Coby Bird himself explains what it was like to watch the episode when it aired: "We were [watching it as a family]. My mom was crying, she was bawling her eyes out, and I'm like 'oh my God, I'm on TV' and I'm like 'wow, am I really that good? I'm like that good?'"
Many are suggesting that Coby will be the next big thing, a new shining star on screen. Coby explains that the experience has been amazing, but a little bit bewildering. He explains that he had fewer than a hundred followers on social media, then after the show aired he logged on to see that he had a thousand. Only a few days after that, he reached four thousand followers. He says that it's unbelievable to see how many people suddenly know about him in a period of a week or less, just because of one show. However, many are suggesting that it won't stop there.
The Miracle Project
Another aspect of the progress Bird has made is thanks to The Miracle Project, an initiative that acts to invite children that have autism spectrum disorder to take place in the arts. They were not only part of "The Good Doctor," but also popular shows like "Atypical." They work with these shows to promote inclusive casting, but also to ensure accuracy within the show on the subjects it depicts.

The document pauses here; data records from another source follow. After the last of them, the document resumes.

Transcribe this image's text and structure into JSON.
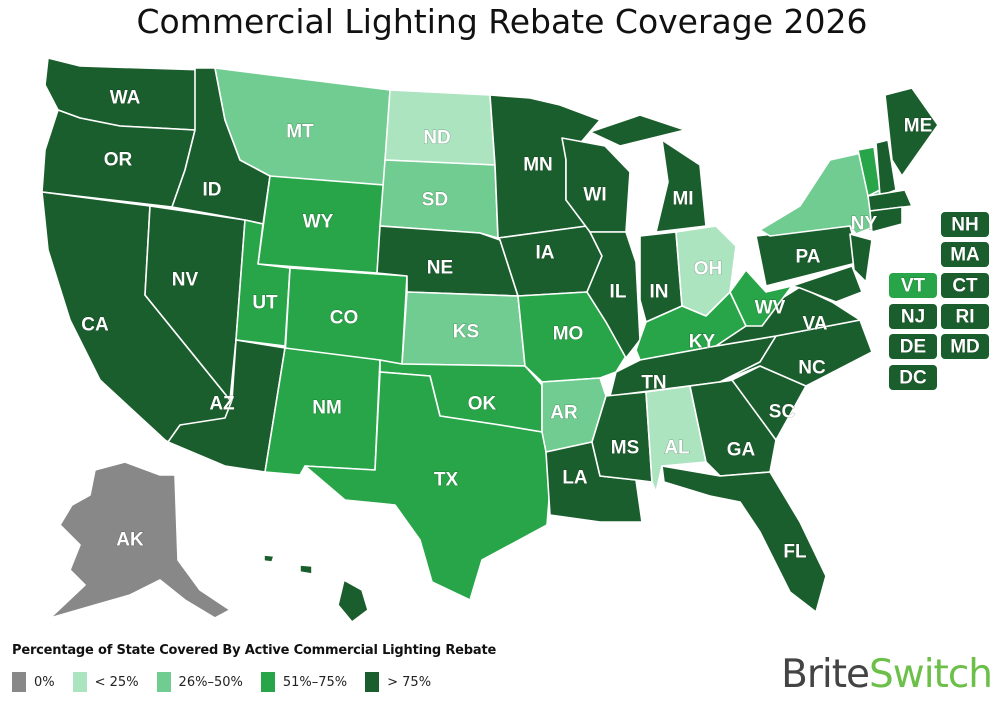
{
  "title": "Commercial Lighting Rebate Coverage 2026",
  "legend": {
    "title": "Percentage of State Covered By Active Commercial Lighting Rebate",
    "items": [
      {
        "tier": "0",
        "label": "0%",
        "color": "#888888"
      },
      {
        "tier": "1",
        "label": "< 25%",
        "color": "#ace4c0"
      },
      {
        "tier": "2",
        "label": "26%–50%",
        "color": "#70cc90"
      },
      {
        "tier": "3",
        "label": "51%–75%",
        "color": "#28a548"
      },
      {
        "tier": "4",
        "label": "> 75%",
        "color": "#1b5e2d"
      }
    ]
  },
  "logo": {
    "part1": "Brite",
    "part2": "Switch"
  },
  "states": [
    {
      "code": "WA",
      "tier": "4"
    },
    {
      "code": "OR",
      "tier": "4"
    },
    {
      "code": "CA",
      "tier": "4"
    },
    {
      "code": "NV",
      "tier": "4"
    },
    {
      "code": "ID",
      "tier": "4"
    },
    {
      "code": "MT",
      "tier": "2"
    },
    {
      "code": "WY",
      "tier": "3"
    },
    {
      "code": "UT",
      "tier": "3"
    },
    {
      "code": "CO",
      "tier": "3"
    },
    {
      "code": "AZ",
      "tier": "4"
    },
    {
      "code": "NM",
      "tier": "3"
    },
    {
      "code": "ND",
      "tier": "1"
    },
    {
      "code": "SD",
      "tier": "2"
    },
    {
      "code": "NE",
      "tier": "4"
    },
    {
      "code": "KS",
      "tier": "2"
    },
    {
      "code": "OK",
      "tier": "3"
    },
    {
      "code": "TX",
      "tier": "3"
    },
    {
      "code": "MN",
      "tier": "4"
    },
    {
      "code": "IA",
      "tier": "4"
    },
    {
      "code": "MO",
      "tier": "3"
    },
    {
      "code": "AR",
      "tier": "2"
    },
    {
      "code": "LA",
      "tier": "4"
    },
    {
      "code": "WI",
      "tier": "4"
    },
    {
      "code": "IL",
      "tier": "4"
    },
    {
      "code": "MI",
      "tier": "4"
    },
    {
      "code": "IN",
      "tier": "4"
    },
    {
      "code": "OH",
      "tier": "1"
    },
    {
      "code": "KY",
      "tier": "3"
    },
    {
      "code": "TN",
      "tier": "4"
    },
    {
      "code": "MS",
      "tier": "4"
    },
    {
      "code": "AL",
      "tier": "1"
    },
    {
      "code": "GA",
      "tier": "4"
    },
    {
      "code": "FL",
      "tier": "4"
    },
    {
      "code": "SC",
      "tier": "4"
    },
    {
      "code": "NC",
      "tier": "4"
    },
    {
      "code": "VA",
      "tier": "4"
    },
    {
      "code": "WV",
      "tier": "3"
    },
    {
      "code": "PA",
      "tier": "4"
    },
    {
      "code": "NY",
      "tier": "2"
    },
    {
      "code": "ME",
      "tier": "4"
    },
    {
      "code": "AK",
      "tier": "0"
    },
    {
      "code": "HI",
      "tier": "4"
    },
    {
      "code": "NH",
      "tier": "4"
    },
    {
      "code": "MA",
      "tier": "4"
    },
    {
      "code": "VT",
      "tier": "3"
    },
    {
      "code": "CT",
      "tier": "4"
    },
    {
      "code": "NJ",
      "tier": "4"
    },
    {
      "code": "RI",
      "tier": "4"
    },
    {
      "code": "DE",
      "tier": "4"
    },
    {
      "code": "MD",
      "tier": "4"
    },
    {
      "code": "DC",
      "tier": "4"
    }
  ]
}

Elaine Hall is the founder of The Miracle Project, and she explains a large part of its value: "It's important for the industry to see that there's nothing to be afraid of when you hire someone with a disability or autism. The industry needs to look at this talent pool that does exist and take the risk and hire someone with autism."
To watch Coby's groundbreaking performance for yourself, episodes of The Good Doctor air on ABC or are available on Hulu.